Leo Elia Jung’s installation “Charging Mammoth” (2023), which closed in early October at Sara’s in Chinatown, brings into question the 21st century effort to resurrect the woolly mammoth—and highlights the ways capital instrumentalizes not only the present but the past. The show is a dual exhibition between Jung and another artist, but my interest is its striking centerpiece: a giant cardboard model of said woolly mammoth. The mammoth dominates the gallery at an imposing eight foot tall, standing confidently with tusks raised toward the gallery entrance. Its name references Wall Street’s famous “Charging Bull”.
The work is the product of Jung’s research-based practice. It references two real-life projects concerned with mammoth “de-extinction” as described in a 2022 essay co-authored by the artist. In the essay, Jung and collaborator Jae August detail how Russian nature reserve Pleistocene Park and American startup Colossal aim to repopulate the arctic with genetically engineered elephants. This all ostensibly in the name of slowing climate change by restoring the climate of the prehistoric “mammoth steppe”. Together, the bold-faced absurdity of these real-world projects approach comedy—a quality Jung expands on by imagining a future in which they somehow manage to succeed.
In this speculative future, the stoic, primeval mammoth is profaned in modern reproduction. The mammoth’s construction, central to this message, is a feat of factory-friendly reproducibility. Rather than the bull’s serious bronze, Jung renders the mammoth in clean, white corrugated cardboard. Rectangular sheets are cut into a set of flat-packable 2D shapes, which one can imagine were shipped to the gallery in the very crates it’s mounted on, emblazoned with the logo of the American Museum of Natural History. On delivery, the pieces can then be quickly assembled, owing to precisely designed interlocking joints, to form the contours of the beast.
Curiously, the sculpture is fenced in by retractable crowd-control barriers—the type you see in the airport. This contributes to the impression of a hurried, half-finished installation. It’s a sort of cheapness that runs the risk of feeling gimmicky or crass, but up close reveals care and consideration. The mammoth, once an autonomous living creature, is debased, stripped into core components, and reassembled as a human product: one which can be patented and sold, to be deployed liberally for public entertainment or environmental intervention.

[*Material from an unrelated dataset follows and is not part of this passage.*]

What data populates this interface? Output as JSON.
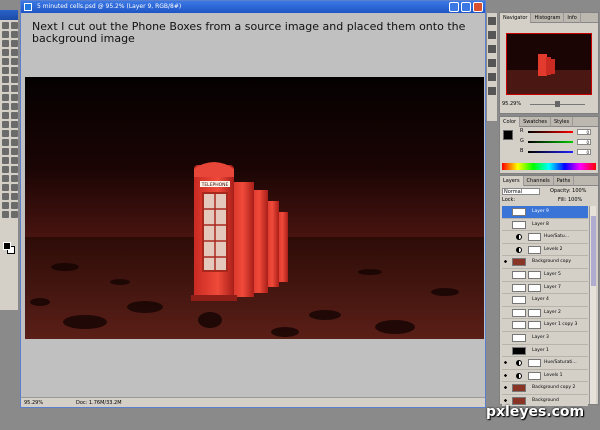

This is made literal in another piece by Jung titled “Declaration of Independence: Patent Application”. Jung frames a mocked-up U.S. patent application for the “Colossal Mammoth” in an Amazon Basics picture frame, trims it with fur, and mounts it in a fragile shadow box. The patent, based on a real company and cleverly redacted, is realistic enough to raise the question whether it’s real or not. This uncomfortable blurring between real and imagined, future and past, is the core tension I feel in coming face to face with Jung’s work. This all begs the question: what insidious instruments can be smuggled into existence under the guise of climate science? In the near future, will companies be entitled to patent prehistory?
In reviving the mammoth, its spirit dies. What is left is its ghost, which haunts the gallery by the inclusion of the sculpture’s cardboard negatives. Otherwise an art-industrial waste material, these sheets are mounted in adjacent windows and cast forlorn beams in the shape of disembodied mammoth parts on the gallery floor. It’s in this light that Jung’s works come to mean more than the sum of their parts. Despite their casual quirkiness, the impact of the Mammoth is not lost. Returned to the present, we are left to contemplate not whether we can, but whether we should.